Что касается внешней политики, то, как вы знаете, наши враги в Америке, разбомбившие Москву, в том числе и Китай с Японией, спят и видят, как бы им добраться до нефтяных земель за Уральским хребтом. Но мы для того и объединились в Уральскую Независимую Республику, чтобы защитить главное достояние русского народа. Поэтому, во избежание проникновения на нашу территорию всякой вражеской агентуры любого толка, мы крайне ужесточили пограничный контроль на западе Пермского и Челябинского регионов, на востоке Тюменской области, а также в екатеринбургском аэропорту Кольцово. Другой директивой мы обозначили размеры и сроки необходимой помощи нашим соратникам, соединениям сопротивления, всеми силами старающимся бороться на землях Восточной Сибири и Дальнего Востока против Китайских и Японских захватчиков.
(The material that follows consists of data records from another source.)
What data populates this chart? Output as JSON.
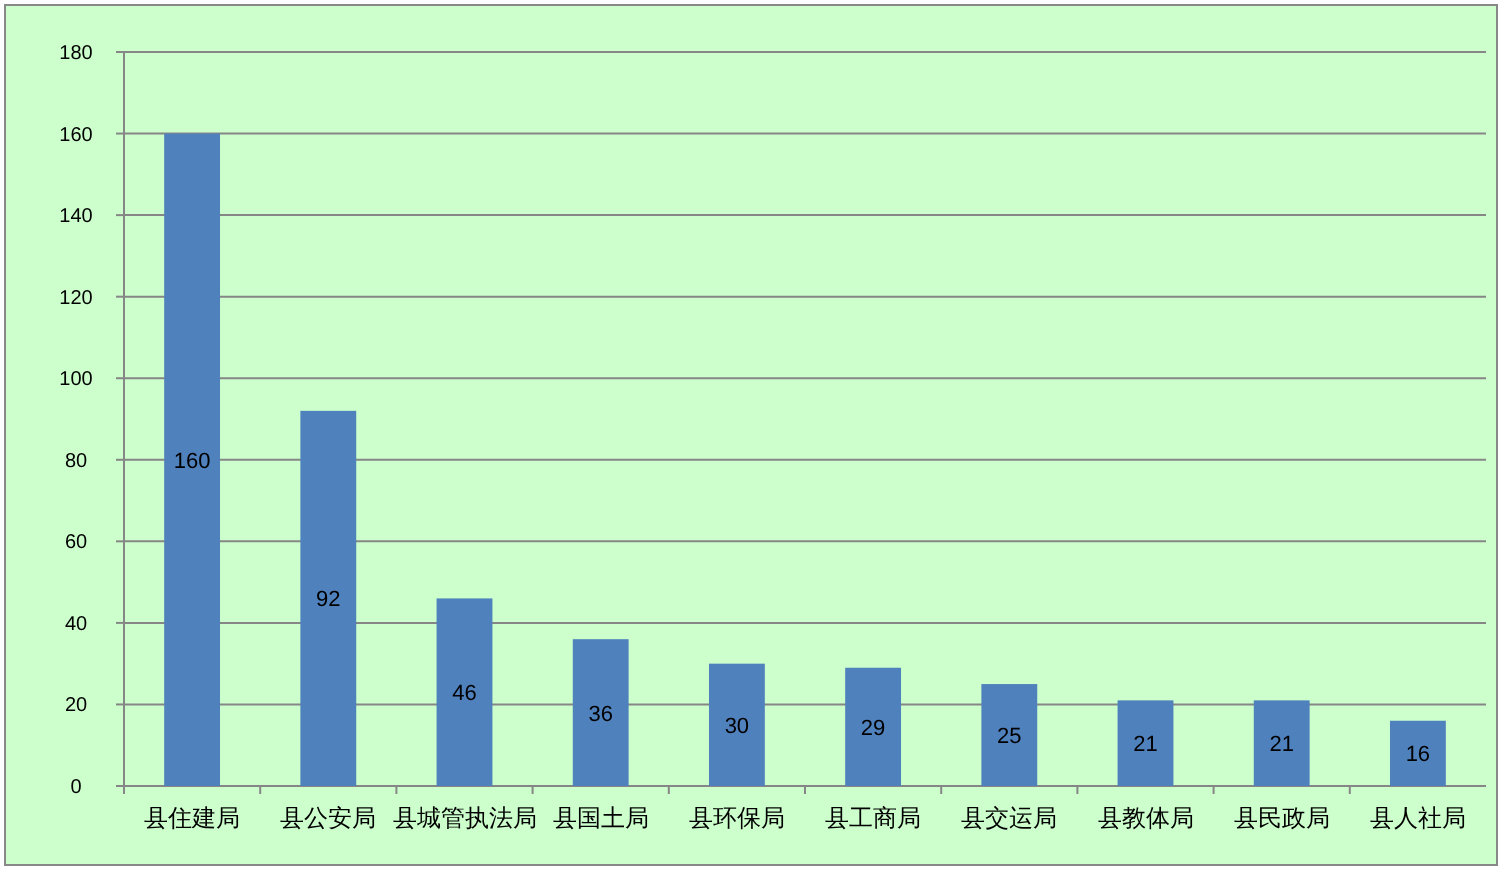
{
  "chart_data": {
    "type": "bar",
    "categories": [
      "县住建局",
      "县公安局",
      "县城管执法局",
      "县国土局",
      "县环保局",
      "县工商局",
      "县交运局",
      "县教体局",
      "县民政局",
      "县人社局"
    ],
    "values": [
      160,
      92,
      46,
      36,
      30,
      29,
      25,
      21,
      21,
      16
    ],
    "color": "#4f81bd",
    "ylim": [
      0,
      180
    ],
    "yticks": [
      0,
      20,
      40,
      60,
      80,
      100,
      120,
      140,
      160,
      180
    ],
    "grid": "y",
    "data_labels": true
  }
}
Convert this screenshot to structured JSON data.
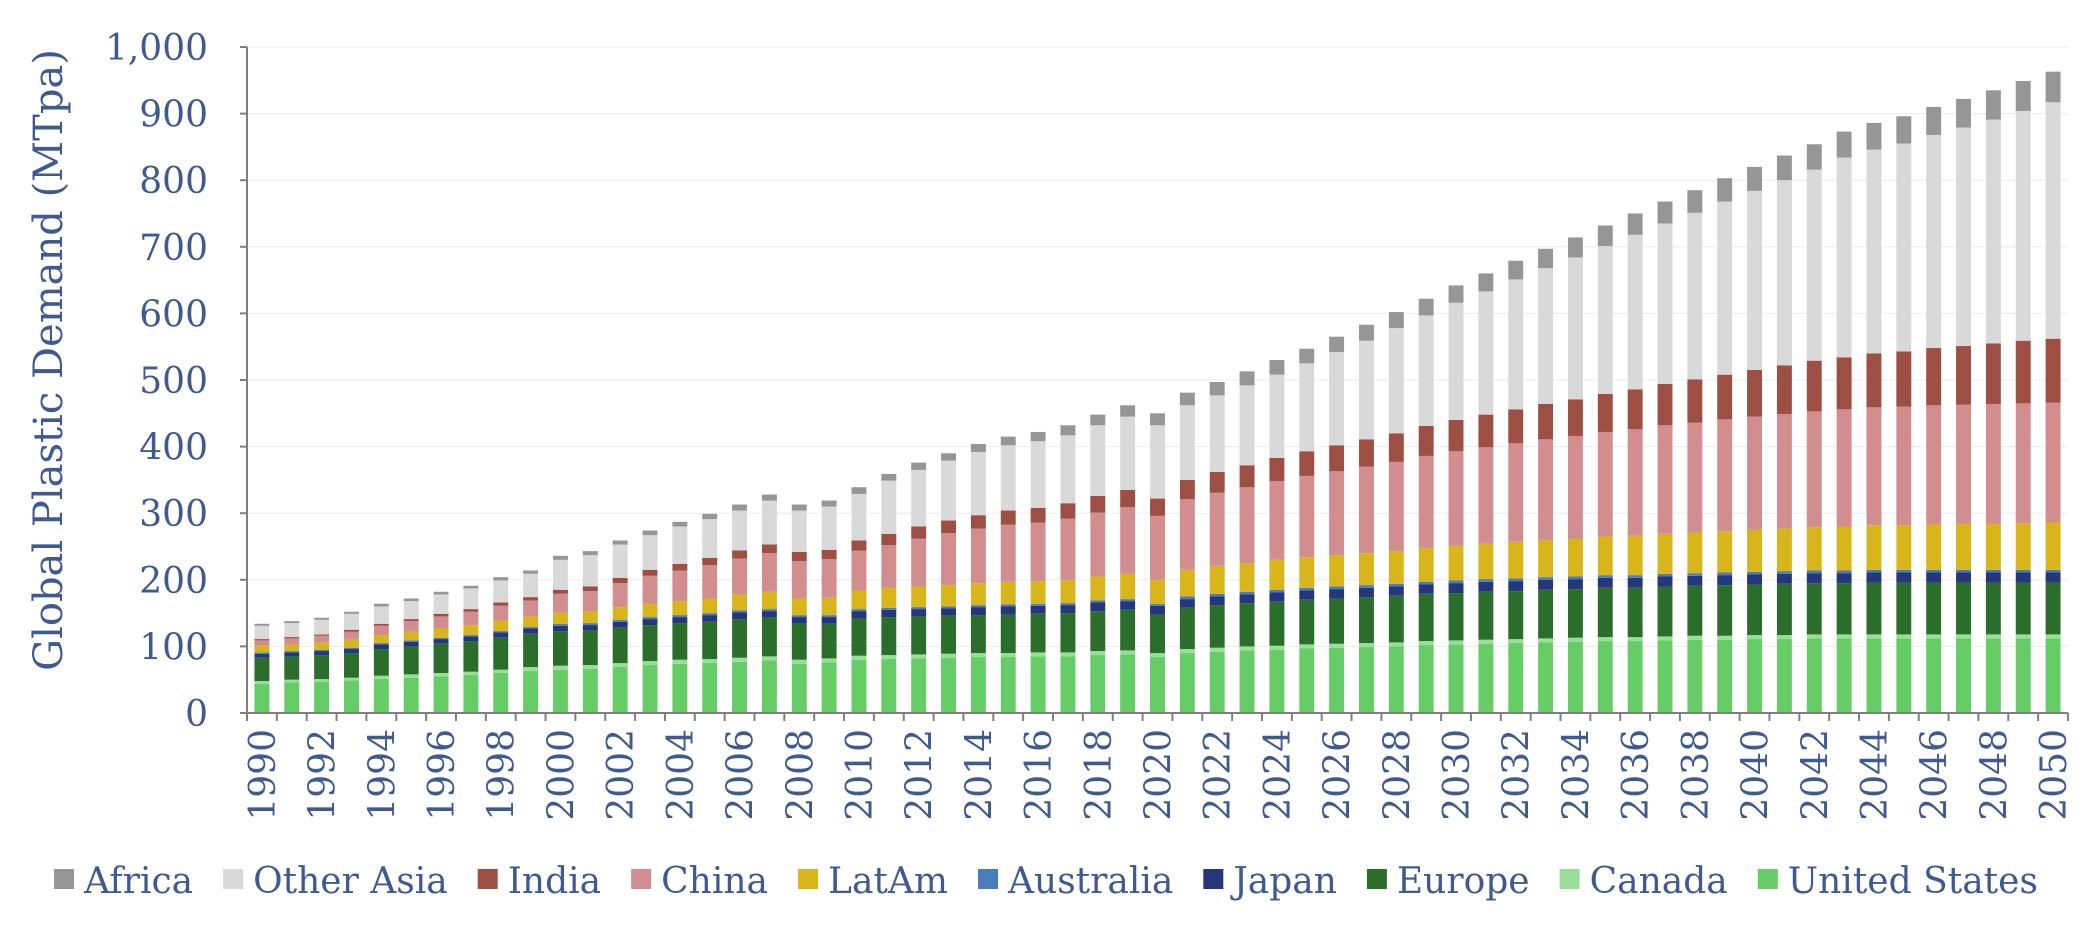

То есть нашей главной задачей, как вы видите, остается всецелое возрождение России, ради этого мы с вами работаем денно и нощно, используем всю возможную мощь. Любые далеко идущие планы, любые стратегии и тактики, в это столь непростое время, в конечном счете, подчиняются единой цели — объединению, возрождению, возвращению величия нашей многострадальной Родины, которую мы гордо именовали Россия.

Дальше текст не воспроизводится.